Private final consumption expenditure per head of population relative to the EU
(EU=100) – (2004, 2008, 2017)
Figure 1.6 shows the evolution of private final consumption expenditure per head of population relative to the EU average level in three different years (2004, 2008 and 2017). Private final consumption refers to the expenditure of households and non-profit institutions on goods and services and excludes benefits in kind financed by the government and supplied to households. Insofar as private final consumption depends largely on disposable incomes, its comparison with the evolution of GDP per head provides an (imperfect) indication of how much of the produced output has been used by domestic households (as opposed, for example, to foreign capital owners operating multinational companies in a country) to improve their current living standards. That the value for private final consumption expenditure per head of population in the EU is equal to 100 for all three years examined in the figure does not mean that its level was the same in all three years. In fact, it was higher in 2008 than it was in 2004, and higher again in 2017.

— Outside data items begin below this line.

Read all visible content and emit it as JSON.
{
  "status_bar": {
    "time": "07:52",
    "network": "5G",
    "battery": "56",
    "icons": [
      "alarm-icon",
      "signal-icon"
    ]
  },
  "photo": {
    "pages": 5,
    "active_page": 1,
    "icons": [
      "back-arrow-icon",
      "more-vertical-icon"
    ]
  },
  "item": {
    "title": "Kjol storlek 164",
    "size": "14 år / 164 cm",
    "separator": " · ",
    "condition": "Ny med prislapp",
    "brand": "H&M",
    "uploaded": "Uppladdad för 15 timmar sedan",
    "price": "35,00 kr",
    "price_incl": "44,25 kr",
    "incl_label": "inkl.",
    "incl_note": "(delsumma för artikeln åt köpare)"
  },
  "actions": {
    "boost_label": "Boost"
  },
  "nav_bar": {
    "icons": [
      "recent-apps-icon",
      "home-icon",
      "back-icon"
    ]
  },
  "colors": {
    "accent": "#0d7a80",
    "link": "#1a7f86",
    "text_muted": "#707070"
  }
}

In Figure 1.6, the distribution of Member States to the right and left of the EU base (100) broadly follows a division between older Member States and their newer and poorer counterparts, although the composition of total consumption and its distribution between private and government final consumption also matters for the ranking of countries presented in the figure. Government final consumption includes social transfers in kind that the government finances and which are offered as goods and services to households. Thus, rich Member States such as Sweden and Finland appear to have a private final consumption per head roughly equal to or somewhat lower than the EU average because private final consumption in Sweden and Finland accounts for about two thirds of total consumption, while in the EU it accounts for about three quarters of total consumption.
We also see that in the majority of new Member States, except for Malta, Slovenia and recently Croatia, private final consumption expenditure per head of population was higher relative to the EU average in 2008 than in 2004 and higher again in 2017. In this respect, we can identify some convergence with the older Member States, although some part of this is due not only to the new Member States growing faster but also to growth slowing down in the older Member States due to the crisis.